“Dolly Parton – Grand Ole Opry, Nashville, TN (09/24/2011)” by Timothy Wildey is licensed under CC BY-NC 2.0
There are doctors and scientists galore to credit for the joyous progress in the covid-19 vaccine trials. Moderna, one of the leading US vaccines, announced on Monday it is 95% effective. But there’s one name on the donor list you might not expect. It is none other than Dolly Parton.
Funding research for a vaccine is a change from the singers usual 9 to 5, but this is far from Parton’s first act of philanthropy.

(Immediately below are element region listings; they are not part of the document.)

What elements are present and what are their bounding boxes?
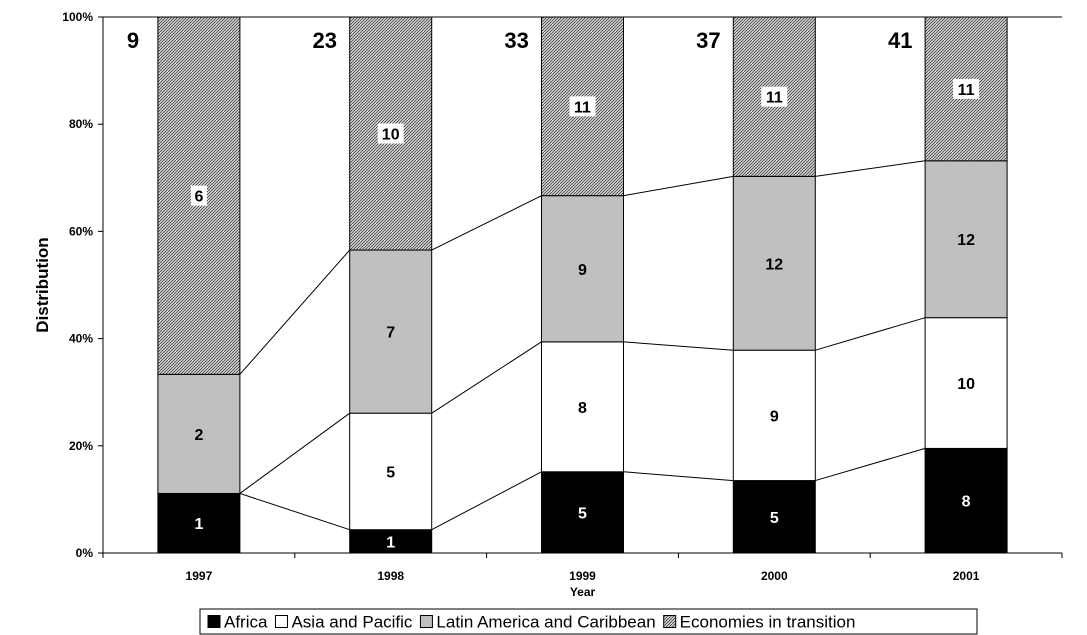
data-label: 5 [386,464,395,481]
bar-segment-2000-3 [732,175,816,351]
x-axis-title: Year [570,585,596,599]
data-label: 5 [770,510,779,527]
legend-swatch-2 [274,615,288,628]
data-label-bg [761,86,788,107]
data-label-bg [569,96,596,117]
series-line [623,471,734,482]
series-line [815,447,926,482]
bar-segment-2000-1 [732,480,816,554]
y-tick-label: 80% [69,117,93,131]
x-tick-label: 1999 [569,569,596,583]
data-label: 5 [578,505,587,522]
data-label: 11 [958,82,975,99]
series-line [623,341,734,351]
series-line [239,249,351,375]
total-label-2001: 41 [888,28,912,53]
series-lines [239,160,926,531]
bar-segment-1997-3 [157,373,241,494]
x-tick-label: 2001 [953,569,980,583]
data-label-bg [377,123,404,144]
legend-swatch-4 [663,615,677,628]
bar-segment-1997-1 [157,492,241,554]
series-line [239,412,350,494]
axes-group: 0%20%40%60%80%100%1997 1998 1999 2000 2001Ye… [33,10,1063,599]
y-axis-title: Distribution [33,237,52,332]
series-line [431,341,542,414]
bar-segment-2001-2 [924,317,1008,449]
series-line [431,195,542,251]
legend: Africa Asia and Pacific Latin America and … [199,608,978,635]
data-label: 8 [578,400,587,417]
legend-label-2: Asia and Pacific [291,613,412,632]
x-tick-label: 1997 [186,569,213,583]
x-tick-label: 2000 [761,569,788,583]
legend-swatch-3 [419,615,433,628]
bar-segment-1999-1 [541,471,624,554]
data-label: 9 [770,408,779,425]
total-label-1997: 9 [127,28,139,53]
data-label: 1 [194,516,203,533]
data-label: 12 [957,232,975,249]
series-line [431,471,542,531]
legend-swatch-1 [207,615,221,628]
y-tick-label: 0% [76,546,94,560]
data-label-bg [190,185,207,206]
y-tick-label: 20% [69,439,93,453]
legend-label-1: Africa [224,613,268,632]
data-label: 10 [382,127,400,144]
data-label: 7 [386,325,395,342]
data-label: 8 [962,494,971,511]
legend-label-4: Economies in transition [680,613,856,632]
bar-segment-1999-2 [541,341,624,473]
total-label-2000: 37 [696,28,720,53]
y-tick-label: 40% [69,332,93,346]
data-label: 6 [194,189,203,206]
data-label-bg [953,78,980,99]
data-label: 9 [578,262,587,279]
data-label: 2 [194,427,203,444]
bar-segment-2000-2 [732,349,816,482]
series-line [239,492,350,531]
total-label-1998: 23 [313,28,337,53]
y-tick-label: 100% [62,10,93,24]
data-label: 11 [766,90,783,107]
y-tick-label: 60% [69,224,93,238]
data-label: 12 [765,256,783,273]
legend-label-3: Latin America and Caribbean [436,613,655,632]
series-line [623,175,734,197]
data-label: 1 [386,534,395,551]
x-tick-label: 1998 [377,569,404,583]
bar-segment-2001-1 [924,447,1008,554]
data-label: 10 [957,376,975,393]
legend-box [199,608,978,635]
data-label: 11 [574,99,591,116]
series-line [815,317,926,351]
series-line [815,160,926,177]
total-label-1999: 33 [504,28,528,53]
bar-segment-1999-3 [541,195,624,343]
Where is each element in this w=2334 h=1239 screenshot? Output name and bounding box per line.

Like a fairy godmother to the US, there is hardly a life in America that hasn’t unwittingly benefitted from the singer’s generosity.
Parton was born in 1946, in a one-room cabin on the banks of the Little Pigeon River into poverty. She was the fourth of twelve children; her mother had eleven pregnancies in twenty years. As a child, Parton began performing on radio and television programmes before making her debut album Hello, I’m Dolly in 1967. Now, aged 74, she has composed over 3,000 songs, holds the joint record for the most songs in the Billboard #1 country music charts for a female artist (twenty-five) and is one of the select few to have been nominated for The Academy Awards, The Grammys, The Tonys and The Emmys.